Assume that a life is worth an infinite number
of dollars. It’s certainly
reasonable. Now consider two programs:
Plan A would save 50 million lives, and Plan B would save 1 life. Both would cost the same amount. Which would we adopt?
Surely, this is a no-brainer: Plan A. But look again. Since both programs have the same cost, we
would prefer the plan with the higher value.
Apparently, Plan A is worth 50 million times infinity, and Plan B is
worth 1 times infinity. But these
estimates are absurd, since infinity is not a cardinal number. We cannot conclude that 50 million times
infinity is greater than infinity, because infinity is incomparable. If we are to choose between the programs,
then we must assume a finite value of life.
The problem does have a practical solution
although it is not fully satisfying.
Rather than consider the value of a life per se, think about the value
of a slight reduction in the risk to life.
The value of a 1% reduction may be $10,000; of a 2% reduction, $30,000,
and so on.
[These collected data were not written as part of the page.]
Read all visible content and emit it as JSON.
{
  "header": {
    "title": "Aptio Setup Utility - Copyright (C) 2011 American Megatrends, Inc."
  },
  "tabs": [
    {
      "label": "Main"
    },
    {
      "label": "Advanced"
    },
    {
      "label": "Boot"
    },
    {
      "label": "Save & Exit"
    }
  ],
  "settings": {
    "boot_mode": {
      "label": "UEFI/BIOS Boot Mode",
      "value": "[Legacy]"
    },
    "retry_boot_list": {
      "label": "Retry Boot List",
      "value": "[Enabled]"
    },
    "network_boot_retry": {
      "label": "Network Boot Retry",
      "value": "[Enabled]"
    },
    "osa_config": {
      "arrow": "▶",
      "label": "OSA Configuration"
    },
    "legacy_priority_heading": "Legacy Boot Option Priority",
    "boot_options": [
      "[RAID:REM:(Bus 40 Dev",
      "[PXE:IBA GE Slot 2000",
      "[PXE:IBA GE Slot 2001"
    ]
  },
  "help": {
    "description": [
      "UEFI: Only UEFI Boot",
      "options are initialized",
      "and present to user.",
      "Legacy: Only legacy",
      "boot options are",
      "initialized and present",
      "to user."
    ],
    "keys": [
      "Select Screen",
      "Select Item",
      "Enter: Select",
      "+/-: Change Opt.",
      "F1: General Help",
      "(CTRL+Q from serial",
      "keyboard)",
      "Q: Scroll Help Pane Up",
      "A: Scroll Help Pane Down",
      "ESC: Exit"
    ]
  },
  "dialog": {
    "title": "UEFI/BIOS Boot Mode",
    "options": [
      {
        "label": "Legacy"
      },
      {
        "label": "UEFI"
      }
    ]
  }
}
Each of these decreases of
risk has a finite value. And yet life
itself has an infinite value, because the value of going from a 100% risk of
death to a 99% risk is infinite. The
value of a life is roughly the sum of the values of all the slight reductions,
including the one from 100% to 99%, the one from 99% to 98%, and so forth, down to the last one, from 1% to 0%. This sum is infinite since part of it is infinite.
No way out?
No way out?
This approach is workable, because most
programs do attempt small reductions of risk when life is already pretty safe –
for example, the avoidance of fatal fires, by requiring a fire detector in each
apartment. It’s sensible to think that
such a small decrease of risk has a finite value since you are not willing to
pay your entire income for a fire detector; $10 or $15 should do it. This is like going from a 2% risk of death to
a 1% risk.
Another problem with the marginal approach is that it implies a vastly disproportional change in the value of a reduction of risk. A decrease in the risk of death from 100% to 99% is worth far more than 100 times the value of a decrease in risk from 2% to 1%. In fact, the first risk is worth any number of the second risk or even of most larger risks. But are we truly willing to devote all our time and money to cutting the risk of death to 99% for one advanced cancer patient rather than to reduce risks from 90% to near zero for a million patients in earlier stages of cancer? Perhaps we must either assume a finite value of life or compare programs without using values.
One possibility is to prefer the program that saves more lives at the same total cost as other programs. This rule is enticing but arbitrary -- and too specialized to be of much use, since it applies only to the case of equal costs. If costs differ between programs, then we must compare them to the various values, which is the dilemma that we were trying to avoid. –Leon Taylor tayloralmaty@gmail.com
Notes
Define p as the risk of an early death in percentage terms, varying from 0 through 100. Define MV(p) as the marginal value of avoiding an early death – that is, of continuing a life – for given p. The variables p and MV are continuous. Integrating MV(p) over the full range of p gives us the total value of a life, which is an improper integral.